The 56-game SPHL schedule relies mostly on weekend dates for each team to play 28 home games and create sufficient revenue.
The hope is by December, Harris said, there will be less impact from the virus along with possibility of a vaccine or medical treatment to help combat the disease.
“We are still looking to get a season in and play a complete season,” Harris said. “The situation is so fluid and changing so constantly, that there’s even a possibility that right before the season, something great comes out.
“Or a vaccine gets approved into the market and things open up and ‘Boom!’ we are full bore. It can go either way. That is the tough thing right now. There are just so many unknowns and there is no way to answer them at this time.”
The SPHL season was first suspended March 12, then cancelled three days later as the virus concerns worsened. Teams had a couple weeks left in their schedule before the SPHL playoffs were to begin.
Now, teams were trying to finalize their schedule, sponsorships and arrange player invites in preparation for a brief training camp in early October.
“The decisions were actually similar,” Harris said. “These are very heavy decisions that we hope to never have to make again.”

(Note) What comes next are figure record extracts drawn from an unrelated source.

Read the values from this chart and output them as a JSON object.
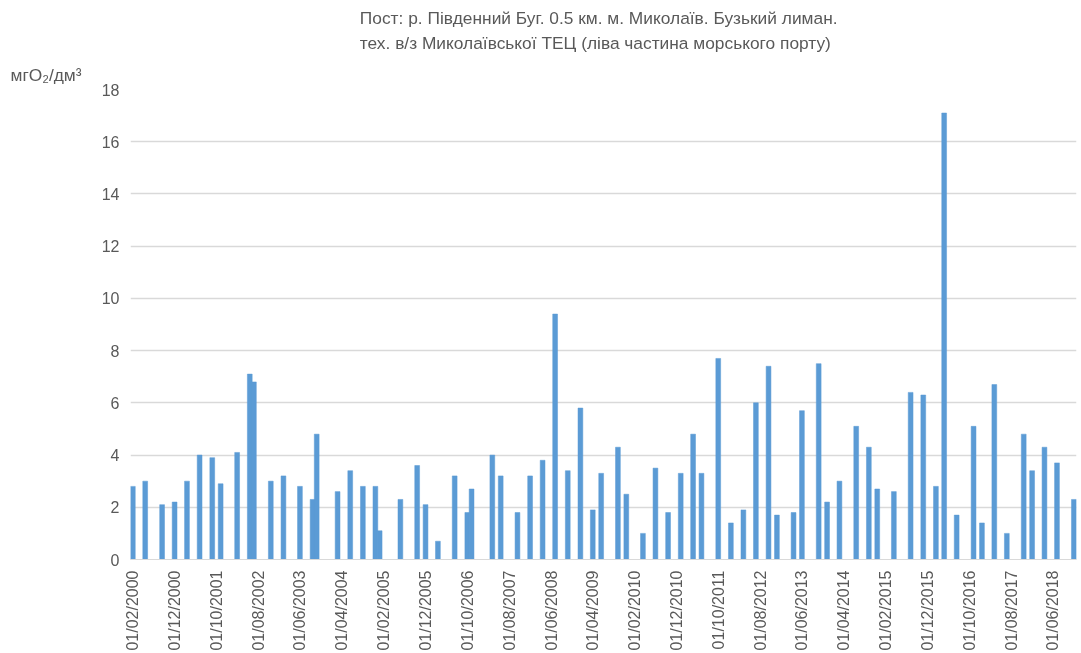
{
  "chart_data": {
    "type": "bar",
    "title": "Пост: р. Південний  Буг. 0.5 км. м. Миколаїв.  Бузький лиман.\nтех. в/з Миколаївської ТЕЦ (ліва частина морського порту)",
    "ylabel": "мгО₂/дм³",
    "x": [
      "2000-02",
      "2000-05",
      "2000-09",
      "2000-12",
      "2001-03",
      "2001-06",
      "2001-09",
      "2001-11",
      "2002-03",
      "2002-06",
      "2002-07",
      "2002-11",
      "2003-02",
      "2003-06",
      "2003-09",
      "2003-10",
      "2004-03",
      "2004-06",
      "2004-09",
      "2004-12",
      "2005-01",
      "2005-06",
      "2005-10",
      "2005-12",
      "2006-03",
      "2006-07",
      "2006-10",
      "2006-11",
      "2007-04",
      "2007-06",
      "2007-10",
      "2008-01",
      "2008-04",
      "2008-07",
      "2008-10",
      "2009-01",
      "2009-04",
      "2009-06",
      "2009-10",
      "2009-12",
      "2010-04",
      "2010-07",
      "2010-10",
      "2011-01",
      "2011-04",
      "2011-06",
      "2011-10",
      "2012-01",
      "2012-04",
      "2012-07",
      "2012-10",
      "2012-12",
      "2013-04",
      "2013-06",
      "2013-10",
      "2013-12",
      "2014-03",
      "2014-07",
      "2014-10",
      "2014-12",
      "2015-04",
      "2015-08",
      "2015-11",
      "2016-02",
      "2016-04",
      "2016-07",
      "2016-11",
      "2017-01",
      "2017-04",
      "2017-07",
      "2017-11",
      "2018-01",
      "2018-04",
      "2018-07",
      "2018-11"
    ],
    "values": [
      2.8,
      3.0,
      2.1,
      2.2,
      3.0,
      4.0,
      3.9,
      2.9,
      4.1,
      7.1,
      6.8,
      3.0,
      3.2,
      2.8,
      2.3,
      4.8,
      2.6,
      3.4,
      2.8,
      2.8,
      1.1,
      2.3,
      3.6,
      2.1,
      0.7,
      3.2,
      1.8,
      2.7,
      4.0,
      3.2,
      1.8,
      3.2,
      3.8,
      9.4,
      3.4,
      5.8,
      1.9,
      3.3,
      4.3,
      2.5,
      1.0,
      3.5,
      1.8,
      3.3,
      4.8,
      3.3,
      7.7,
      1.4,
      1.9,
      6.0,
      7.4,
      1.7,
      1.8,
      5.7,
      7.5,
      2.2,
      3.0,
      5.1,
      4.3,
      2.7,
      2.6,
      6.4,
      6.3,
      2.8,
      17.1,
      1.7,
      5.1,
      1.4,
      6.7,
      1.0,
      4.8,
      3.4,
      4.3,
      3.7,
      2.3
    ],
    "color": "#5b9bd5",
    "xlim": [
      "2000-01-15",
      "2018-11-20"
    ],
    "xticks": [
      {
        "value": "2000-02-01",
        "label": "01/02/2000"
      },
      {
        "value": "2000-12-01",
        "label": "01/12/2000"
      },
      {
        "value": "2001-10-01",
        "label": "01/10/2001"
      },
      {
        "value": "2002-08-01",
        "label": "01/08/2002"
      },
      {
        "value": "2003-06-01",
        "label": "01/06/2003"
      },
      {
        "value": "2004-04-01",
        "label": "01/04/2004"
      },
      {
        "value": "2005-02-01",
        "label": "01/02/2005"
      },
      {
        "value": "2005-12-01",
        "label": "01/12/2005"
      },
      {
        "value": "2006-10-01",
        "label": "01/10/2006"
      },
      {
        "value": "2007-08-01",
        "label": "01/08/2007"
      },
      {
        "value": "2008-06-01",
        "label": "01/06/2008"
      },
      {
        "value": "2009-04-01",
        "label": "01/04/2009"
      },
      {
        "value": "2010-02-01",
        "label": "01/02/2010"
      },
      {
        "value": "2010-12-01",
        "label": "01/12/2010"
      },
      {
        "value": "2011-10-01",
        "label": "01/10/2011"
      },
      {
        "value": "2012-08-01",
        "label": "01/08/2012"
      },
      {
        "value": "2013-06-01",
        "label": "01/06/2013"
      },
      {
        "value": "2014-04-01",
        "label": "01/04/2014"
      },
      {
        "value": "2015-02-01",
        "label": "01/02/2015"
      },
      {
        "value": "2015-12-01",
        "label": "01/12/2015"
      },
      {
        "value": "2016-10-01",
        "label": "01/10/2016"
      },
      {
        "value": "2017-08-01",
        "label": "01/08/2017"
      },
      {
        "value": "2018-06-01",
        "label": "01/06/2018"
      }
    ],
    "ylim": [
      0,
      18
    ],
    "yticks": [
      0,
      2,
      4,
      6,
      8,
      10,
      12,
      14,
      16,
      18
    ],
    "grid": "y"
  }
}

It brings clarity, however, to a situation where SPHL teams were getting inquiries from fans and prospective players on how the season would proceed.
“There’s a lot of people wondering what we were going to do,” Harris said. “A lot of players, fans, sponsors. Definitely the last two or three weeks did not help the situation.
“It somewhat forced our hand when see how serious this was getting. Especially in a lot of states we have in our footprint. I think if a lot of spikes didn’t happen, there could have been a better chance of starting on time.”
Harris said the other challenge has been from simple economics.
“A lot in my mind comes down to consumer confidence,” he said. “Right now, it’s pretty shattered. I think the further we can get out from this, the more confidence will happen the more sports that start up and get played, the more sports has fans.”